- Canada's exports to its biggest partner fall 6.3% in March
- Report dents outlook for economy's recovery from oil shock
Canada’s economic recovery just hit a big U.S. pothole.
The nation’s exports to the U.S. plunged at a pace not seen since the last recession, Statistics Canada reported Wednesday, producing a record trade deficit of C$3.41 billion ($2.65 billion) in March.
The report mirrored data released separately by the Commerce Department for U.S. trade and has rekindled concern a stalling American recovery poses a major global risk. Weaker demand threatens to derail rebounds underway in many of the U.S.’s main trading partners including Canada.
“Canada is still not out of its economic misfortune,” Nick Exarhos, an economist at CIBC World Markets in Toronto, said in a telephone interview. “The economy has lost much of its momentum.”
Canadian exports fell 4.8 percent to C$41 billion in March, the lowest in two years, extending the 6.6 percent drop the prior month. The two-month decline is the biggest since 2009.
Exports to the U.S. fell 6.3 percent and are down 13 percent in two months. The trade surplus with the U.S., which consumes about three-quarters of Canada’s exports, shrank to the narrowest since December 1993.
A sluggish economy south of the border is to blame. The world’s largest economy is emerging from its slowest quarter in two years, with U.S. output expanding at a 0.5 percent annualized pace in the first quarter. As American companies worked to get inventories in line with weaker demand and U.S. consumers cut back, the consequences are being felt globally.

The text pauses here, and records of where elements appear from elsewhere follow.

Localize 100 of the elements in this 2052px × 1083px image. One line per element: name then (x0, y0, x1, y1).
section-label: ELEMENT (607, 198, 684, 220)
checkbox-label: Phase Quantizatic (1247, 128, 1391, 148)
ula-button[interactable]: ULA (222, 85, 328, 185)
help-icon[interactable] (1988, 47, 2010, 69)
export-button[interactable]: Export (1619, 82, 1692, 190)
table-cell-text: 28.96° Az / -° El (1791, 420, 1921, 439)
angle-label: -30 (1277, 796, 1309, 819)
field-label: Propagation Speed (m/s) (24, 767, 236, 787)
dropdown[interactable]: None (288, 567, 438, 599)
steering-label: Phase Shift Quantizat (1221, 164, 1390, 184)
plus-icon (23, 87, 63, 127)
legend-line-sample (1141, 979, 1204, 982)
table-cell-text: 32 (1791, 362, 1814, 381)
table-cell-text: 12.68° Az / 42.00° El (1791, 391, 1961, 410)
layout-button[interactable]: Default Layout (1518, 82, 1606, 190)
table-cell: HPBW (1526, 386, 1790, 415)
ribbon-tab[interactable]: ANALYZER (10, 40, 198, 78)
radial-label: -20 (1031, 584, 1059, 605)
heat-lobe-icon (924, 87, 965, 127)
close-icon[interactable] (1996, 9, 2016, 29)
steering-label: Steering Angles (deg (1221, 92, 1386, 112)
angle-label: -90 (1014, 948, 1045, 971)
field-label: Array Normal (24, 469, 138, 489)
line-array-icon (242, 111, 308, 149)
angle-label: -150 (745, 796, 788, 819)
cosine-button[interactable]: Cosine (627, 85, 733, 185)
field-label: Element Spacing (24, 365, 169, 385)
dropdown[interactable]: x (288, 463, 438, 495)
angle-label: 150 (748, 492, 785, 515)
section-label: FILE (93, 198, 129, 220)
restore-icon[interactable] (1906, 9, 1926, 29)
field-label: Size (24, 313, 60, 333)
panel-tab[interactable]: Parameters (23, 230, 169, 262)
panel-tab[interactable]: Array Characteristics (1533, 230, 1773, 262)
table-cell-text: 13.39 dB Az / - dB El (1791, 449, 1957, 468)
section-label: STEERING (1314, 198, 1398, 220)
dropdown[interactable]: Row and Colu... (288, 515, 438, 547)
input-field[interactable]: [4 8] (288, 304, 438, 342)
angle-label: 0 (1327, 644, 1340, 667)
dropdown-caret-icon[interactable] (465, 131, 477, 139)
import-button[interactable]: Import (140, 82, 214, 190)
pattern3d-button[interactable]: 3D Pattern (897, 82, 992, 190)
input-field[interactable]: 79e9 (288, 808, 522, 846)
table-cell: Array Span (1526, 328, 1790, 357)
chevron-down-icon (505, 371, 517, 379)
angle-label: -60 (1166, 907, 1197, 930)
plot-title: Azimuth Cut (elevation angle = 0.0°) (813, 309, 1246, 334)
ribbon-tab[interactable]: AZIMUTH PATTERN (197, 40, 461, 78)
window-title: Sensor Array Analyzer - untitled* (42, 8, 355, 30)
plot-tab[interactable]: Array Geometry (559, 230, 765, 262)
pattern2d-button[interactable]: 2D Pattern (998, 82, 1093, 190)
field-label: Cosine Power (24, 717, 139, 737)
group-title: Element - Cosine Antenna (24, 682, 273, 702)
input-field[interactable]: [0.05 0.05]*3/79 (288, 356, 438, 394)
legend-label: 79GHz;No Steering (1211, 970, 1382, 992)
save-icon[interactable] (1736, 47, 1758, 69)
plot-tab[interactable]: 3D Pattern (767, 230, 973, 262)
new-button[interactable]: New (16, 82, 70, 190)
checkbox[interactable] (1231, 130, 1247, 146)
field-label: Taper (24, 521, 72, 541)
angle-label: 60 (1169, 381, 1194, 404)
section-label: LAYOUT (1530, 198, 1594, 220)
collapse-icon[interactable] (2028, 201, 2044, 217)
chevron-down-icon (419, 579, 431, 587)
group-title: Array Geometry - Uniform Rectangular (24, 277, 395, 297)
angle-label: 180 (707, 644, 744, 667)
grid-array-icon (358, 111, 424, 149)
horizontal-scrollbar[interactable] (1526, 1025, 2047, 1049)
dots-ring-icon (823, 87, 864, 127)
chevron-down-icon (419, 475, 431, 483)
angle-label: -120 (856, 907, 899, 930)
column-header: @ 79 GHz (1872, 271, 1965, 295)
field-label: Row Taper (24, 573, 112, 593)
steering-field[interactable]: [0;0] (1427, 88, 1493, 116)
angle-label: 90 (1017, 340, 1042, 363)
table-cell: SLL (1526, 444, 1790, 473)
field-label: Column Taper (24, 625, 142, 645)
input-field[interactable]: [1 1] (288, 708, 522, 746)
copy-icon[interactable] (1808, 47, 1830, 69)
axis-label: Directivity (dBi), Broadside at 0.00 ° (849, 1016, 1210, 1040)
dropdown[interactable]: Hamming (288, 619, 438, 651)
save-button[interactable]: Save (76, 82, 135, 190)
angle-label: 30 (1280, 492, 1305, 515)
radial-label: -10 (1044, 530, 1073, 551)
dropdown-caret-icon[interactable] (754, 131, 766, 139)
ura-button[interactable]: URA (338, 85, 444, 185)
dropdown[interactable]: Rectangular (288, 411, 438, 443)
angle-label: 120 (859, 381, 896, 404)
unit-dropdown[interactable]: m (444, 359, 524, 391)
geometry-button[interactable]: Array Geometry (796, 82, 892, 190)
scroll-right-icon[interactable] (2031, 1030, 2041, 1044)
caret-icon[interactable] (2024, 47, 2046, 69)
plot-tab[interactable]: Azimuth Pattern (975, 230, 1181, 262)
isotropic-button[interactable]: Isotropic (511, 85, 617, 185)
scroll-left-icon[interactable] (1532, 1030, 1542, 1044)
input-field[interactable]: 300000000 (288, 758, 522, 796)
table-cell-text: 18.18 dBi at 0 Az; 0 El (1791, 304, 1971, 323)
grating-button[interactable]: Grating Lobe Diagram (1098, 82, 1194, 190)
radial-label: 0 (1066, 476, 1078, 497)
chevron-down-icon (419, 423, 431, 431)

The Commerce Department reported U.S. imports in percentage terms fell by the most in seven years, adding to a growing litany of global headwinds for countries like Canada that include volatile markets and slowing growth in China.

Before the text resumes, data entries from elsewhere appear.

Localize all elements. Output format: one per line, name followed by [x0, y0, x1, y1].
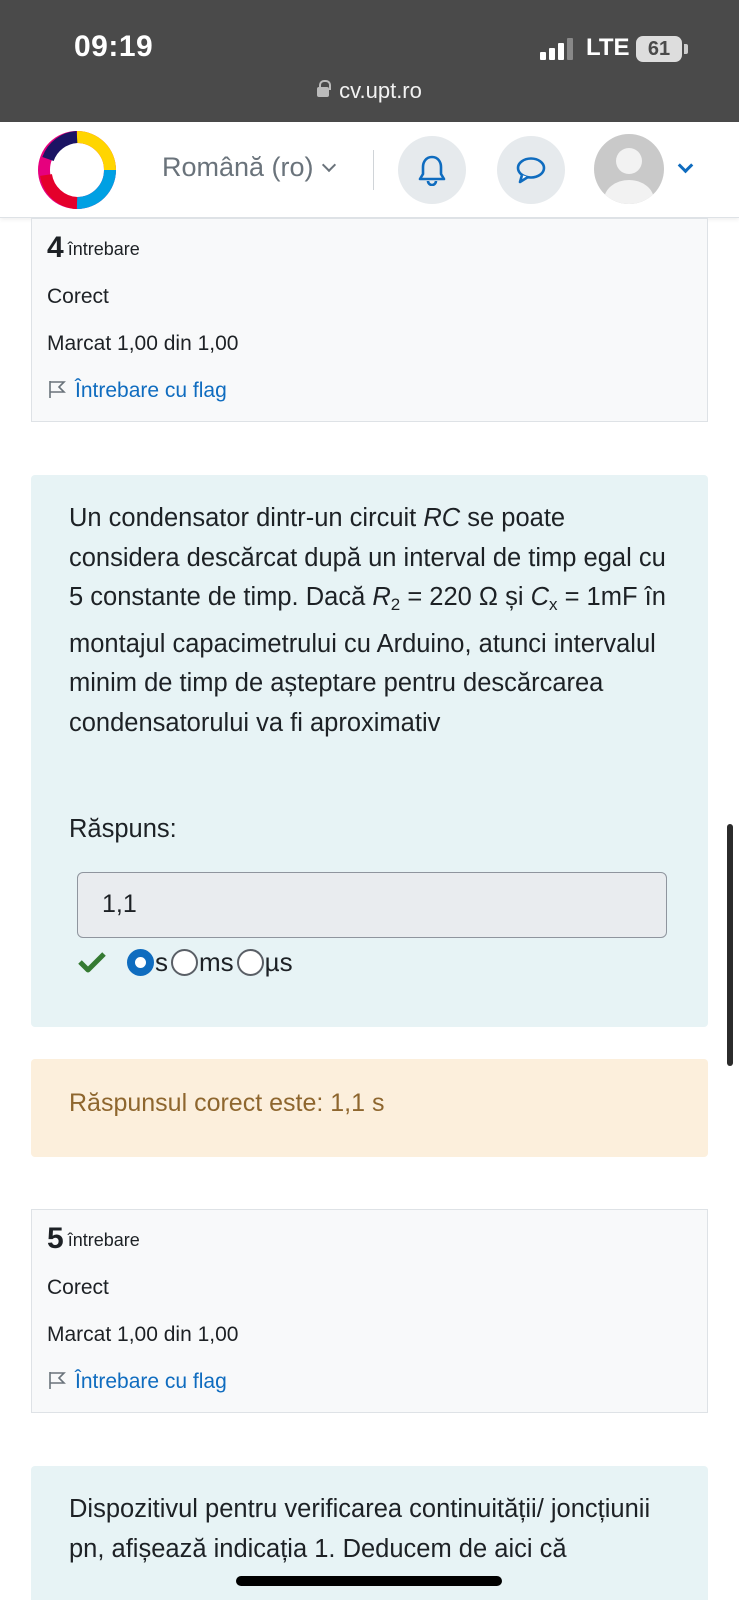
nav-divider [373, 150, 374, 190]
chevron-down-icon [321, 157, 336, 173]
unit-selector: s ms µs [77, 944, 296, 980]
question-grade: Marcat 1,00 din 1,00 [47, 332, 239, 355]
flag-icon [49, 381, 66, 398]
correct-check-icon [78, 952, 106, 973]
lock-icon [317, 80, 332, 97]
unit-radio-us[interactable] [236, 948, 264, 976]
url-text: cv.upt.ro [339, 78, 422, 103]
unit-label-s: s [155, 946, 168, 977]
question-number: 5 întrebare [47, 1222, 140, 1255]
message-bubble-icon [516, 157, 546, 184]
user-menu-chevron-icon[interactable] [677, 157, 694, 174]
unit-radio-s[interactable] [127, 948, 154, 976]
question-state: Corect [47, 285, 109, 308]
bell-icon [418, 155, 446, 186]
user-icon [604, 148, 654, 204]
question-info: 4 întrebare Corect Marcat 1,00 din 1,00 Î… [31, 218, 708, 422]
messages-button[interactable] [497, 136, 565, 204]
address-bar[interactable]: cv.upt.ro [0, 78, 739, 104]
question-number: 4 întrebare [47, 231, 140, 264]
flag-icon [49, 1372, 66, 1389]
question-text: Dispozitivul pentru verificarea continui… [69, 1495, 651, 1563]
flag-question-link[interactable]: Întrebare cu flag [47, 1370, 227, 1394]
question-text: Un condensator dintr-un circuit RC se po… [69, 504, 666, 737]
answer-input[interactable]: 1,1 [77, 872, 667, 938]
question-state: Corect [47, 1276, 109, 1299]
user-avatar[interactable] [594, 134, 664, 204]
home-indicator[interactable] [236, 1576, 502, 1586]
unit-label-us: µs [264, 946, 293, 977]
ios-status-bar: 09:19 LTE 61 cv.upt.ro [0, 0, 739, 122]
clock: 09:19 [74, 30, 154, 63]
question-formulation: Un condensator dintr-un circuit RC se po… [31, 475, 708, 1027]
battery-icon: 61 [636, 36, 682, 62]
question-grade: Marcat 1,00 din 1,00 [47, 1323, 239, 1346]
right-answer-text: Răspunsul corect este: 1,1 s [69, 1089, 385, 1117]
unit-label-ms: ms [199, 946, 234, 977]
battery-tip [684, 44, 688, 54]
language-label: Română (ro) [162, 152, 314, 182]
answer-label: Răspuns: [69, 815, 177, 843]
scrollbar[interactable] [727, 824, 733, 1066]
site-logo[interactable] [36, 129, 118, 211]
language-menu[interactable]: Română (ro) [162, 152, 336, 183]
network-label: LTE [586, 34, 630, 61]
site-navbar: Română (ro) [0, 122, 739, 218]
unit-radio-ms[interactable] [171, 948, 198, 976]
flag-question-link[interactable]: Întrebare cu flag [47, 379, 227, 403]
signal-icon [540, 38, 576, 60]
notifications-button[interactable] [398, 136, 466, 204]
right-answer-feedback: Răspunsul corect este: 1,1 s [31, 1059, 708, 1157]
question-info: 5 întrebare Corect Marcat 1,00 din 1,00 Î… [31, 1209, 708, 1413]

Bank of Canada policy makers have pointed in recent speeches to the risks from weaker global growth, which make companies more reluctant to expand hiring or investment. They have also warned the surge in first quarter output -- expected to bring growth in Canada to about 3 percent -- will fade, a forecast the data seem to be validating.
For Canada though, the biggest worry is the U.S. economy.
“You factor in uncertainty over the U.S. economic outlook outlook, U.S. capital expenditures that are still uncertain and Canadian dollar strength, you’re left with the idea that Canadian exports will remain mediocre,” said David Watt, chief economist at HSBC Holdings Plc’s Canadian unit in Toronto.
Central bank Governor Stephen Poloz said last month he probably would have considered cutting interest rates had the federal government not ramped up fiscal stimulus. Traders increased bets on rate cuts later this year.
The Canadian dollar weakened by 1.2 percent to C$1.2876 per U.S. dollar at 1:32 p.m. Toronto time. The currency is still 6.8 percent stronger over the last three months, a gain the Bank of Canada identified last month as another risk to export growth.
Trading in overnight index swaps indicates a 17 percent chance of a rate cut this year, up from 4 percent Tuesday. Yields on Canadian government two-year debt fell to 0.59 percent, widening the spread to 16 basis points below equivalent-maturity U.S. yields, from 11 points Tuesday.
“This is a simply horrible report ,” Derek Holt, Scotiabank’s vice-president of economics in Toronto, wrote in a research note.